The nurse often has close contact with the workers and is aware of changes to the working environment. Because of the nurse’s expertise in the effects of work on health, they are in a good position to be involved in hazard identification. Hazards may arise due to new processes or working practices or from informal changes to existing processes and working practices that the nurse can readily identify and assess the likely risk from. This activity requires and pre-supposed regular and frequent workplace visits by the occupational health nurse to maintain up-to-date knowledge and awareness of working processes and practices.
A risk management approach is increasingly driving legislation in Europe. OHA’s are trained in risk assessment and risk management strategies.
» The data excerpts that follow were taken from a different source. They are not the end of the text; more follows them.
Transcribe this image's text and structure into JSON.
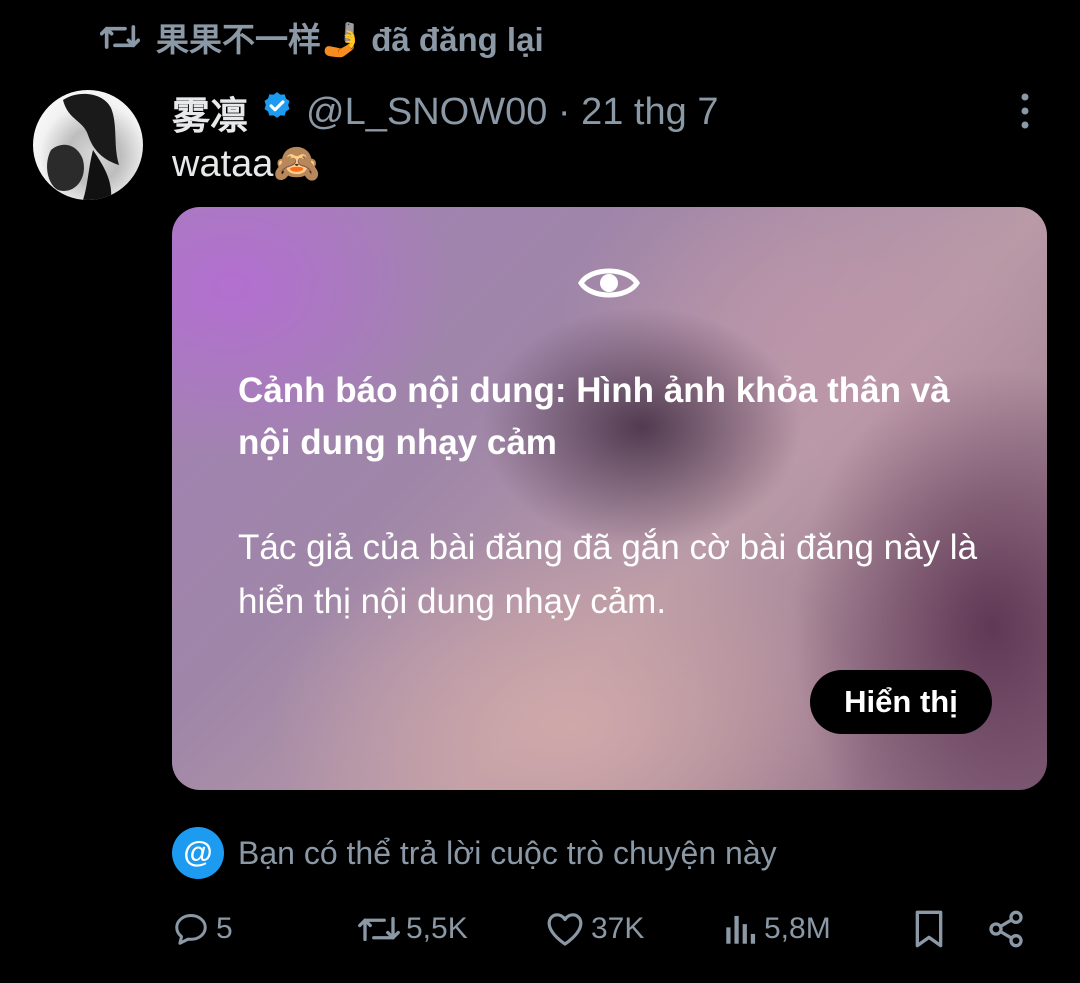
{
  "repost": {
    "text": "果果不一样🤳 đã đăng lại",
    "icon": "repost-icon"
  },
  "post": {
    "author_name": "雾凛",
    "verified_icon": "verified-badge-icon",
    "handle_date": "@L_SNOW00 · 21 thg 7",
    "text": "wataa🙈",
    "more_icon": "more-vertical-icon"
  },
  "media_warning": {
    "icon": "eye-icon",
    "title": "Cảnh báo nội dung: Hình ảnh khỏa thân và nội dung nhạy cảm",
    "body": "Tác giả của bài đăng đã gắn cờ bài đăng này là hiển thị nội dung nhạy cảm.",
    "button_label": "Hiển thị"
  },
  "reply_notice": {
    "icon_glyph": "@",
    "text": "Bạn có thể trả lời cuộc trò chuyện này"
  },
  "actions": {
    "replies": "5",
    "reposts": "5,5K",
    "likes": "37K",
    "views": "5,8M"
  },
  "colors": {
    "background": "#000000",
    "primary_text": "#e7e9ea",
    "secondary_text": "#8b98a5",
    "accent": "#1d9bf0"
  }
}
Depending upon their level of expertise and the complexity involved in the risk assessment, the nurse can undertake risk assessments or contribute towards the risk assessment by working closely with other specialists.
Advice on control strategies
Having been involved in the hazard identification and risk assessment, the occupational health nurse can, within the limits of their education and training, provide advice and information on appropriate control strategies, including health surveillance, risk communication, monitoring, and on the evaluation core of control strategies.
Research and the use of evidence-based practice
Specialist OHA’s utilize research findings from various disciplines, including nursing, toxicology, psychology, environmental health, and public health, in their daily practice. The principal requirement for occupational health nurses in practice is that they have the skills to read and critically assess research findings from these different disciplines and to be able to incorporate the findings into an evidence-based approach to their practice. Research in nursing is already well established. There is a small but growing the body of evidence created by occupational health nursing researchers who investigate occupational health nursing practices.
OHA’s should ensure access to and the skills necessary to base their practice on the best available evidence. At the company level, occupational health nurses may be involved in producing management reports on, for example, sickness absence trends, accident statistics, assessment of health promotion needs, and in evaluating the delivery of services, the effectiveness of occupational health interventions. Research skills and the ability to transfer knowledge and information from published research to practice are important aspects of the role.